2026 year marks 20 years of friendship and collaboration with Spencer. In many ways, I wouldn’t be where I am today without him. He saw something in me others didn’t. I was a fan of video games who dabbled in writing them, but Spencer took my talent seriously. He gave me a seat at the table in this industry. A real one.
I don’t have an amazing story to share about the development of Table Flip Simulator. It was a fun script to write. Very wacky with a satirical undercurrent. I’ve especially enjoyed watching him demo the game at conventions and seeing the joy it brings players. Spencer’s brought me a great deal of joy, too.
✊ Game Workers Conference: Speaking of conventions, there’s a free online convention for game works happening today and tomorrow. It’s organized by my union, Game Workers United. Check out the conference feed on YouTube! I’m most interested in the talk later today on game studio co-ops and how they work.
🎲 Your Turn: Is there someone in your life who made a meaningful impact on your career or your creativity? Do you have a creative partner-in-crime? Have you ever flipped a table in real life? I’d love to hear from you! Reply to this email or leave a comment by pushing the orange button below.



2 responses to “A Seat at the Table”
*listens to all the videos on that 20-year-old YuTube Channel under 2 minutes.* Man, early YuTube is kind of Trippy and kind of refreshing to listen to videos that don’t beg for a like/subscribe/notify or have a commercial as part of the video itself. Man, the 00s were a simpler time… Also, the Mario in MySpace videos make me glad I ditched MySpace like a week after joining and said nope to Facebook, twitter, Reddit, Intagram, Discord, and all the other corporate social media platforms sucking all the joy out of the Internet.
Never flipped a table that I can remember, but there was one time I tried stabbing a bulletin board with a ballpoint pen and caught my earlobe in the process. Spent several hours in the ER and had to get stitches after that.

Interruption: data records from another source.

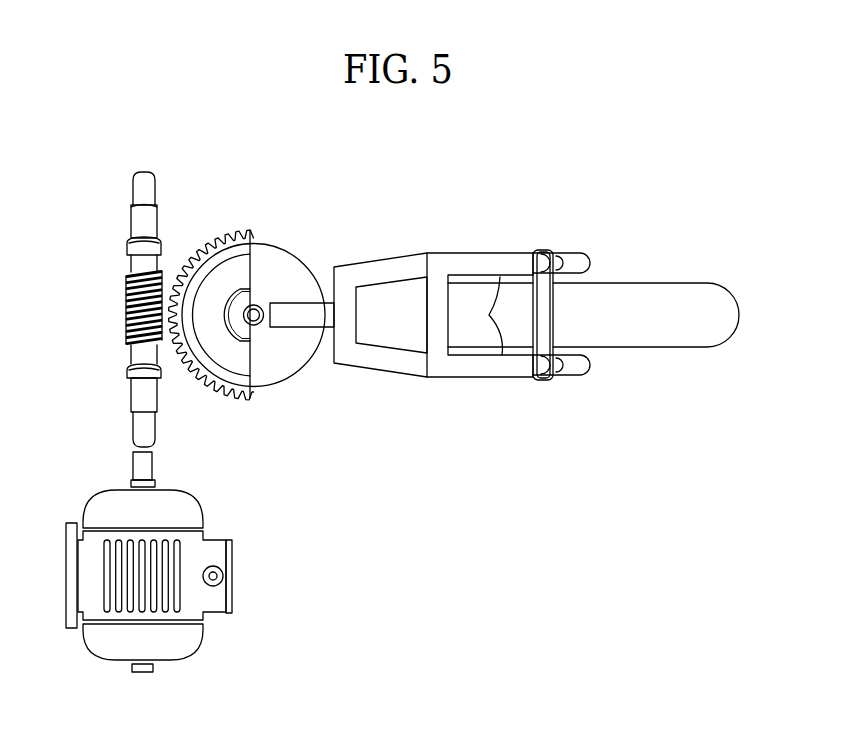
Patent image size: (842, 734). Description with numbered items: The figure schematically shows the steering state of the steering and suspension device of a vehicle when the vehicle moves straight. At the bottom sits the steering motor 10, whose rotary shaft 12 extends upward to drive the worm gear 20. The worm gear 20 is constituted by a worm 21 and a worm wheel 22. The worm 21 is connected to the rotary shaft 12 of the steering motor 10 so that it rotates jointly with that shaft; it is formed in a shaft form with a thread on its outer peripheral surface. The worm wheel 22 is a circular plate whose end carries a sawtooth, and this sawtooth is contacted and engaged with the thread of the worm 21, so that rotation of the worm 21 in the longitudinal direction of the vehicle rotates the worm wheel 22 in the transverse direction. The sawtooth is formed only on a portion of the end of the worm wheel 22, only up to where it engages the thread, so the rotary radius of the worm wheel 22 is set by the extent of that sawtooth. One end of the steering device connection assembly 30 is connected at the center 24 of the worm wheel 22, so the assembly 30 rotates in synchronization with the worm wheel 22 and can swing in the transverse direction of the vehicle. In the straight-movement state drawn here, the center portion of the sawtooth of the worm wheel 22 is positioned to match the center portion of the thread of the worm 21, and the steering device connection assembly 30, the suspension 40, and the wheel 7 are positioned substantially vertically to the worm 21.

The wheel 7 is at (667, 283).
The steering motor 10 is at (232, 578).
The motor shaft 12 is at (131, 393).
The worm gear 20 is at (231, 189).
The worm 21 is at (126, 303).
The worm wheel 22 is at (216, 388).
The rotation shaft 24 is at (258, 305).
The steering device connection assembly 30 is at (436, 255).
The suspension 40 is at (523, 308).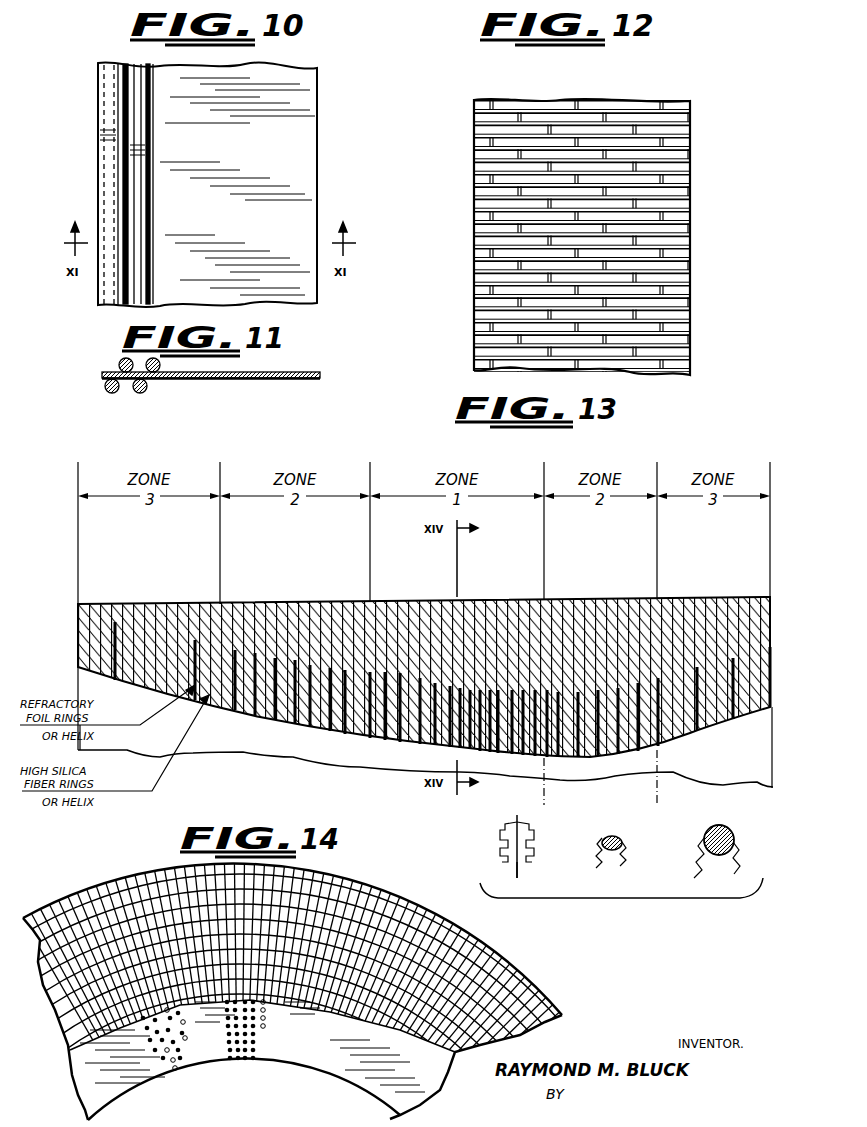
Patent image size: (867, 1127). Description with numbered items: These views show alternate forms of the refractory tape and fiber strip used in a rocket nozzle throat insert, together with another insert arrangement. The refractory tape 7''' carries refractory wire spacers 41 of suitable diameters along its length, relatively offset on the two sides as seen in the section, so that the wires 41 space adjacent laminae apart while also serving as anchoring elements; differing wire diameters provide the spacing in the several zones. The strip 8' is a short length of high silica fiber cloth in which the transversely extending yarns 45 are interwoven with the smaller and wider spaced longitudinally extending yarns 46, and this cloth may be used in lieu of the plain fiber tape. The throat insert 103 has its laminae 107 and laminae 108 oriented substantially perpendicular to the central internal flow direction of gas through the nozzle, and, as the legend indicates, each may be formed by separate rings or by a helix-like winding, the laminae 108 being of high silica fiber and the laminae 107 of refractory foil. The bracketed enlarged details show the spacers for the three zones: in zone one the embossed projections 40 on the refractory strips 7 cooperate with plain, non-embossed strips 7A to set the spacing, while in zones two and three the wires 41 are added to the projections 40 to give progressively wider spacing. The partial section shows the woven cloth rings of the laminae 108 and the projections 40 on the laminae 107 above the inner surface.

In FIG. 10, the refractory tape 7''' is at (219, 184).
In FIG. 11, the refractory tape 7''' is at (223, 362).
In FIG. 10, the refractory wire spacers 41 is at (122, 150).
In FIG. 11, the refractory wire spacers 41 is at (119, 366).
In FIG. 13, the refractory wire spacers 41 is at (612, 868).
In FIG. 12, the strip of ablation resistant fibers 8' is at (599, 237).
In FIG. 12, the longitudinally extending yarns 46 is at (664, 117).
In FIG. 12, the transversely extending yarns 45 is at (690, 230).
In FIG. 13, the throat insert 103 is at (488, 600).
In FIG. 14, the throat insert 103 is at (398, 890).
In FIG. 13, the laminae 108 is at (283, 727).
In FIG. 14, the laminae 108 is at (462, 930).
In FIG. 13, the laminae 107 is at (370, 741).
In FIG. 14, the laminae 107 is at (279, 1064).
In FIG. 13, the refractory strip 7 is at (619, 836).
In FIG. 13, the plain refractory strips 7A is at (522, 876).
In FIG. 13, the projections 40 is at (500, 840).
In FIG. 14, the projections 40 is at (266, 1021).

Anyways, I’m off to finish listening to everything on that old YuTube channel… Also refreshing to have a channel catch my interest and everything be short enough and the total number of videos small enough I can binge the owhole channel in an evening instead of having to push yt-dlp to hte limits of Google’s anti-downloading measures and one channel being a several day commitment if I had nothing else to split my time with.
I’m glad you’re enjoying my old YouTube channel. YouTube used to be primarily for sketch comedy, music videos, and pirated TV shows. Those were simpler times, in that we had no idea what would be successful or what the algorithm wanted from us. We just found a digital stage and performed on it. And yeah, we were definitely early to criticizing social media!
Yikes, sorry you experienced that! How horrible. Getting stabbed with a ballpoint pen sounds like something that would happen in pro wrestling.